In mid-April, Roche decided to quit experimenting with MEM 1414 for Alzheimer's disease and MEM 1917 as the backup candidate for Alzheimer's as well as potentially for depression. The companies said at the time that testing was still under way with PDE4 inhibitor compounds under the deal that began in 2002 and was extended last summer by at least 18 months of funding, or $5.3 million. (See BioWorld Today, July 31, 2002.)

"MEM 1414 was in Phase I when Roche told us they were going to stop clinical development, and 1917 was in preclinical," Lalani said.

In its 2004 annual report, Memory said Roche had paid $45.4 million so far in two separate deals that included the two PDE4 compounds along with certain nicotinic alpha-7 partial agonists, including MEM 3454 and MEM 63908. The former is at the Phase I stage for schizophrenia and might be useful against Alzheimer's disease. Also for Alzheimer's is MEM 63908, still in preclinical study.
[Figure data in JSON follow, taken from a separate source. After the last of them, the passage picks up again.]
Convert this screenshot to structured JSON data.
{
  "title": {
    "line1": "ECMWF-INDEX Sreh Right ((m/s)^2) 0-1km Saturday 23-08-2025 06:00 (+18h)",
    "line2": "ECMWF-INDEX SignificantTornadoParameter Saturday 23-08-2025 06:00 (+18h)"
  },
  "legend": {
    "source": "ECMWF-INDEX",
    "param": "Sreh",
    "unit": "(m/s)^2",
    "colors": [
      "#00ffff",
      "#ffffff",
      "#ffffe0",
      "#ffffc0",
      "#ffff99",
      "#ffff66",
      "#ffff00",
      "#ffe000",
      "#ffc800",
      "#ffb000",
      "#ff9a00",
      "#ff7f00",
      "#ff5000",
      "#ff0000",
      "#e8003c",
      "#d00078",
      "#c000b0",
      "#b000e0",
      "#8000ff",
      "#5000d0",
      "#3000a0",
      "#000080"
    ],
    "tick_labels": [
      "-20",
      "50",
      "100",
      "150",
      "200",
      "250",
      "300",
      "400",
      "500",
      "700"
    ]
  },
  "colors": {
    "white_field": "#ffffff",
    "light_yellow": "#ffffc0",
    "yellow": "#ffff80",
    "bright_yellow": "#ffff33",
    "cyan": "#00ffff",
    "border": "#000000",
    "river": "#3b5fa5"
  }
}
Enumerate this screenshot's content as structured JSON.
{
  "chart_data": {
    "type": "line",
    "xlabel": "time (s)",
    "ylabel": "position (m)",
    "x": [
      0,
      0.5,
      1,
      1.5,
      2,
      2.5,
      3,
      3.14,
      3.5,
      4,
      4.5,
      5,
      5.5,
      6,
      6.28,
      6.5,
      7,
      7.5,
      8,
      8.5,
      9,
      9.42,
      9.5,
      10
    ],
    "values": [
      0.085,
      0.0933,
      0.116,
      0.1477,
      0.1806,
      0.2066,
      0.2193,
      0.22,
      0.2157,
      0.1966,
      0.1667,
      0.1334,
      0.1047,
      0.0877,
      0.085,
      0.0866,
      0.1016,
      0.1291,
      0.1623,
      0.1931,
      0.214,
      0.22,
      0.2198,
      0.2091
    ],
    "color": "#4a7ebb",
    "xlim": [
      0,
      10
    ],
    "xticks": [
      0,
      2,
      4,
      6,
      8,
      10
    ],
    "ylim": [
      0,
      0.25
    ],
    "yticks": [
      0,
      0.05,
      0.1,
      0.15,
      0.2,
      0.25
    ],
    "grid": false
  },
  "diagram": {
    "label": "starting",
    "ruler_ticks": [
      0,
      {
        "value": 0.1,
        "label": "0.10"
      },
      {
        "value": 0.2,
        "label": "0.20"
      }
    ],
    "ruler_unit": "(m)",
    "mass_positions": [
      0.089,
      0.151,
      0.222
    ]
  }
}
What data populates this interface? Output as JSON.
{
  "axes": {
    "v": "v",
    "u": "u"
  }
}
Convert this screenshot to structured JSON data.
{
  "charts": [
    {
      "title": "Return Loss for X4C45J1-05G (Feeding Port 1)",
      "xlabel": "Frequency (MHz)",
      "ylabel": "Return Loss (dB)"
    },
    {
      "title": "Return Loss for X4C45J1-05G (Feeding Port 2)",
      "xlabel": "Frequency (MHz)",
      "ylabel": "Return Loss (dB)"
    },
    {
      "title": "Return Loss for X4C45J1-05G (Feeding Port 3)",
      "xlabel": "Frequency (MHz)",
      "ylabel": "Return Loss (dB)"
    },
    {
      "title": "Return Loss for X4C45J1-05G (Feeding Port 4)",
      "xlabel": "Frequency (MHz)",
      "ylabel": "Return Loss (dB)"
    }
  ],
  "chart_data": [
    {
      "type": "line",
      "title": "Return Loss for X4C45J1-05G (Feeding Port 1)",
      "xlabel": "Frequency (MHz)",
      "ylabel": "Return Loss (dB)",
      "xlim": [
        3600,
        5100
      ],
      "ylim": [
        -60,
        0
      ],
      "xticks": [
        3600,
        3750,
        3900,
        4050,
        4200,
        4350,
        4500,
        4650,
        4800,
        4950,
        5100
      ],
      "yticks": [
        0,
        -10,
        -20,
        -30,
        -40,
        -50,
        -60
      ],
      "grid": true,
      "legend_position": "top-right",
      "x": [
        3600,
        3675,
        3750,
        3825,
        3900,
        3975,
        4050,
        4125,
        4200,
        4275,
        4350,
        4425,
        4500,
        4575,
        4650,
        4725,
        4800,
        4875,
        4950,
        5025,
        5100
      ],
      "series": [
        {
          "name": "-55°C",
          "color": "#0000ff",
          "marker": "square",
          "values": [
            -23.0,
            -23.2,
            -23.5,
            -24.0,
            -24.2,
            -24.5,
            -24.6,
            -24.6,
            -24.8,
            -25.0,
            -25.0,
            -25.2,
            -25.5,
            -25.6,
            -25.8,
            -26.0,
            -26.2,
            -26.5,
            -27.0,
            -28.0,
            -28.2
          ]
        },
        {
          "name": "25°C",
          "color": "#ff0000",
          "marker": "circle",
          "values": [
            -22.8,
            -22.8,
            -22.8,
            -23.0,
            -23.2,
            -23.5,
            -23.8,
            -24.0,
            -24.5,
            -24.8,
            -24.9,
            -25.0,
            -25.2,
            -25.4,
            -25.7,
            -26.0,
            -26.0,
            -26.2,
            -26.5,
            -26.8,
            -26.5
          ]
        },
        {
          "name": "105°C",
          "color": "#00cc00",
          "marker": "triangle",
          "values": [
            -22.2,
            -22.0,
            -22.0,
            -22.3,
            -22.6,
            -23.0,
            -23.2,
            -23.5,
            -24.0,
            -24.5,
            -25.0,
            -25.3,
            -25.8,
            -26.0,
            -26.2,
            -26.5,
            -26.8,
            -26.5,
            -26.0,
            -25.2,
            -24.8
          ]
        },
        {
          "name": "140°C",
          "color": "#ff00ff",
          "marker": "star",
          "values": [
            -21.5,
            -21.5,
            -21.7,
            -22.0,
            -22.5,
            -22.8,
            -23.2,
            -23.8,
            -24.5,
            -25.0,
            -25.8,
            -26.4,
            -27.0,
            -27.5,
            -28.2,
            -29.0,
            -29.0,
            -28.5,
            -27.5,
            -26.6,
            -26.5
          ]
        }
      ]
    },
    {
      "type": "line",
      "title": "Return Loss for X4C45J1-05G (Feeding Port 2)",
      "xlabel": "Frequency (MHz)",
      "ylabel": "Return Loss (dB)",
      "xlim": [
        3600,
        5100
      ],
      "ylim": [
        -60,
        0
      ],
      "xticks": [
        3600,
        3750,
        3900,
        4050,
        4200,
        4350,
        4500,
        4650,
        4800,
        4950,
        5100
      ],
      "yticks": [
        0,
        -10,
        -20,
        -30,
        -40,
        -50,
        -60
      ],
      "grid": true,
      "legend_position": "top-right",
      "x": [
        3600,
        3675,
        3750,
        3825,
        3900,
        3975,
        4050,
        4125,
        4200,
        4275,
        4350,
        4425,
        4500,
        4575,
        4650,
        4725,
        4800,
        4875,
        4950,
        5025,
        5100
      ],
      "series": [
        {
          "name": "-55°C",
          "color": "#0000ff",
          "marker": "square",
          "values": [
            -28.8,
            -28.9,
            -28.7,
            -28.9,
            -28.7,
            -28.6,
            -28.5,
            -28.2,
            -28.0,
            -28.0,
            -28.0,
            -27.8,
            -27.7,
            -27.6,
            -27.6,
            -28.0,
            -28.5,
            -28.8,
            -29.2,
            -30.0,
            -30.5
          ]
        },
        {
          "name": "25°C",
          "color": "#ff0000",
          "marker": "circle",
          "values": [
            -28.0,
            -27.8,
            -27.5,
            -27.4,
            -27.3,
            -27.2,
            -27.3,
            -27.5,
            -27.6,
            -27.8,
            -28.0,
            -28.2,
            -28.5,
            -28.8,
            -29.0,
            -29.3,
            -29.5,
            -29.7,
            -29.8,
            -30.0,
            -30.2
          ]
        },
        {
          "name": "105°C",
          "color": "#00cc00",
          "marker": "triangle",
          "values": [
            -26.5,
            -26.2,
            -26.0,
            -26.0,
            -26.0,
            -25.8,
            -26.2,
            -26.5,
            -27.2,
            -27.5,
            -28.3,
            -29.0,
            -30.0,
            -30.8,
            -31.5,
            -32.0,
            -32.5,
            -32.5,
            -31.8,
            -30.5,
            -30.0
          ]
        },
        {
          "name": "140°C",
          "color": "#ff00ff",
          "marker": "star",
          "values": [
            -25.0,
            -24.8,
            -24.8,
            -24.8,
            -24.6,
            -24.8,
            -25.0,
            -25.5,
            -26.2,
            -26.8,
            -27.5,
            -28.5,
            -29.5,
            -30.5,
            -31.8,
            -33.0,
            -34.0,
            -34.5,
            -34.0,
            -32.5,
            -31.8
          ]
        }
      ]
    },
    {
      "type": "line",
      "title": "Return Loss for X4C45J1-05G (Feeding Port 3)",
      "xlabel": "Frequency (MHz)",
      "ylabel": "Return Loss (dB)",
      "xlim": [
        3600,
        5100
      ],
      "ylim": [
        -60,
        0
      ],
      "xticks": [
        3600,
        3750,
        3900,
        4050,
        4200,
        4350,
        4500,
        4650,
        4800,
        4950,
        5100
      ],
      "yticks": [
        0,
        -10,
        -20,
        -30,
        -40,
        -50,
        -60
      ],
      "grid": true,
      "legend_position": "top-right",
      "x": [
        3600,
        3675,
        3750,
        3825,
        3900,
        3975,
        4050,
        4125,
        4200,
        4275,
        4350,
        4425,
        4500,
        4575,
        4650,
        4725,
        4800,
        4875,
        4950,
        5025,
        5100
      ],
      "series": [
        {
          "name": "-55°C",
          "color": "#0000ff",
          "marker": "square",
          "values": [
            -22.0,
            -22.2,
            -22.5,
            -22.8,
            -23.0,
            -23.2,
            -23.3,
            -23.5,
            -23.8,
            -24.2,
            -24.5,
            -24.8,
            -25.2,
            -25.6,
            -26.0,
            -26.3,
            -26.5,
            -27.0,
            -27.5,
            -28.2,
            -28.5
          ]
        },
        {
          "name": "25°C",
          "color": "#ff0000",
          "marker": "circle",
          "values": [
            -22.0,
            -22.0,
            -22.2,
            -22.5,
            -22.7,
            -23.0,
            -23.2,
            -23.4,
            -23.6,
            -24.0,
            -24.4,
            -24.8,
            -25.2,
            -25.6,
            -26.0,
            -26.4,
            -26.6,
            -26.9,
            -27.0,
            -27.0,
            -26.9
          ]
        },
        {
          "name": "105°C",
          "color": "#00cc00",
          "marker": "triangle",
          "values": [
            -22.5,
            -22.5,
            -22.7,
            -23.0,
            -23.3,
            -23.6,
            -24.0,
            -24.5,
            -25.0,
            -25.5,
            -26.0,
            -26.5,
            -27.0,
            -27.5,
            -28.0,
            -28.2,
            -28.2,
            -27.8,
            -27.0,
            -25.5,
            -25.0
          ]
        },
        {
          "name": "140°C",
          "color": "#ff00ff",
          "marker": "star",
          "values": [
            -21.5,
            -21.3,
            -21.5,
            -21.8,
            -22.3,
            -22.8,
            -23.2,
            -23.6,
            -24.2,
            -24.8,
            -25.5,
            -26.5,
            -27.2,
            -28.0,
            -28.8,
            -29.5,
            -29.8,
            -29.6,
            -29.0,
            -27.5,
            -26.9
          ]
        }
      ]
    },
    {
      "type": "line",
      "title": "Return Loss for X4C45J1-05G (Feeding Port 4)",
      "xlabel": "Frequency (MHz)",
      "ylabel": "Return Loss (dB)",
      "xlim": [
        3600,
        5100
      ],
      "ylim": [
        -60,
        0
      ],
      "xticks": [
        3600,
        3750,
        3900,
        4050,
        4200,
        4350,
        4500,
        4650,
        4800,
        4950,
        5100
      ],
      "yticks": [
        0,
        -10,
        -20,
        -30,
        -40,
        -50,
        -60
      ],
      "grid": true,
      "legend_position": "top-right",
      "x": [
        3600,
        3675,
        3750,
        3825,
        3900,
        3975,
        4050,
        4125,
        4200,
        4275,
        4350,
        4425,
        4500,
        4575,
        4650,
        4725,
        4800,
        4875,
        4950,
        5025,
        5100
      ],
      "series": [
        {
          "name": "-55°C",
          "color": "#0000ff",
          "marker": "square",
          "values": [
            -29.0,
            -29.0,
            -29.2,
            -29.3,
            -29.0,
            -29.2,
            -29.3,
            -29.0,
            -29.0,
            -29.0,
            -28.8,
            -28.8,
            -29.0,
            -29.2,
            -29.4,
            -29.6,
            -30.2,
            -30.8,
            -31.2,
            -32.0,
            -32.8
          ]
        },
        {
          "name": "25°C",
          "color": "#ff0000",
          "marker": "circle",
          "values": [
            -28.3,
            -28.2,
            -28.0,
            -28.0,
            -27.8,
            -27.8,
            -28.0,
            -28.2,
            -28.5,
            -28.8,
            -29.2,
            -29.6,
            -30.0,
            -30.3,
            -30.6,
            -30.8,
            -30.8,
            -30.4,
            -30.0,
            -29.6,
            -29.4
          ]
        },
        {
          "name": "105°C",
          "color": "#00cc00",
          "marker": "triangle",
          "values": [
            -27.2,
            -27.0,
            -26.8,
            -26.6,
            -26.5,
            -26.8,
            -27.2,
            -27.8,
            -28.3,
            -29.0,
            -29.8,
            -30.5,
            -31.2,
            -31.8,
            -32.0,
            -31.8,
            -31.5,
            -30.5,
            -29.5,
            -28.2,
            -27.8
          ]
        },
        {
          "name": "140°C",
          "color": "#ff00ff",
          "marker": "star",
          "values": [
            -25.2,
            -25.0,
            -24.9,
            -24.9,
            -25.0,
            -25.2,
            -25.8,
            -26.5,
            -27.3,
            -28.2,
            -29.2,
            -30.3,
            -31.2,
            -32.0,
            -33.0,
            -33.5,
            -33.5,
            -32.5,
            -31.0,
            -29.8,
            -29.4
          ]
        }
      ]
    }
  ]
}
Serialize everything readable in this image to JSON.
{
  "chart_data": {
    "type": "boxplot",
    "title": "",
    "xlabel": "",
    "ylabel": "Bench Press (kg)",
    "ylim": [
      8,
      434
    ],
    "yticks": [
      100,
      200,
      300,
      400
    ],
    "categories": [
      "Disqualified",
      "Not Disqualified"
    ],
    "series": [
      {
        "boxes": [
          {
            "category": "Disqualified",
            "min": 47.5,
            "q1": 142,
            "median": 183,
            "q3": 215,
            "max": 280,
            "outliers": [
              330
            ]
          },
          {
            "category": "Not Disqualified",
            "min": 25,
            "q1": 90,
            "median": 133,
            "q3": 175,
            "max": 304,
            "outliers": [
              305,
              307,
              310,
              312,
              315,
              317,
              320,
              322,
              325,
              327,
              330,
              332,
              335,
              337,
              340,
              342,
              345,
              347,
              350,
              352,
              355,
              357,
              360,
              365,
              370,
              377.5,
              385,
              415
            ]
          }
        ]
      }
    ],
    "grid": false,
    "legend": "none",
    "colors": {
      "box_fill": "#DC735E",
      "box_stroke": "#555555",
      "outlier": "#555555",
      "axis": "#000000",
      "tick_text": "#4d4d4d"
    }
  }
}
Going public in the spring of 2004, Memory priced significantly below its intended range, selling 5 million shares at $7 each to raise $35, after targeting an amount up to $86.25 million. (See BioWorld Today, April 4, 2004.)

Lalani said the company had $25.2 million in cash and cash equivalents as of June 30, enough to operate through the first quarter of 2006.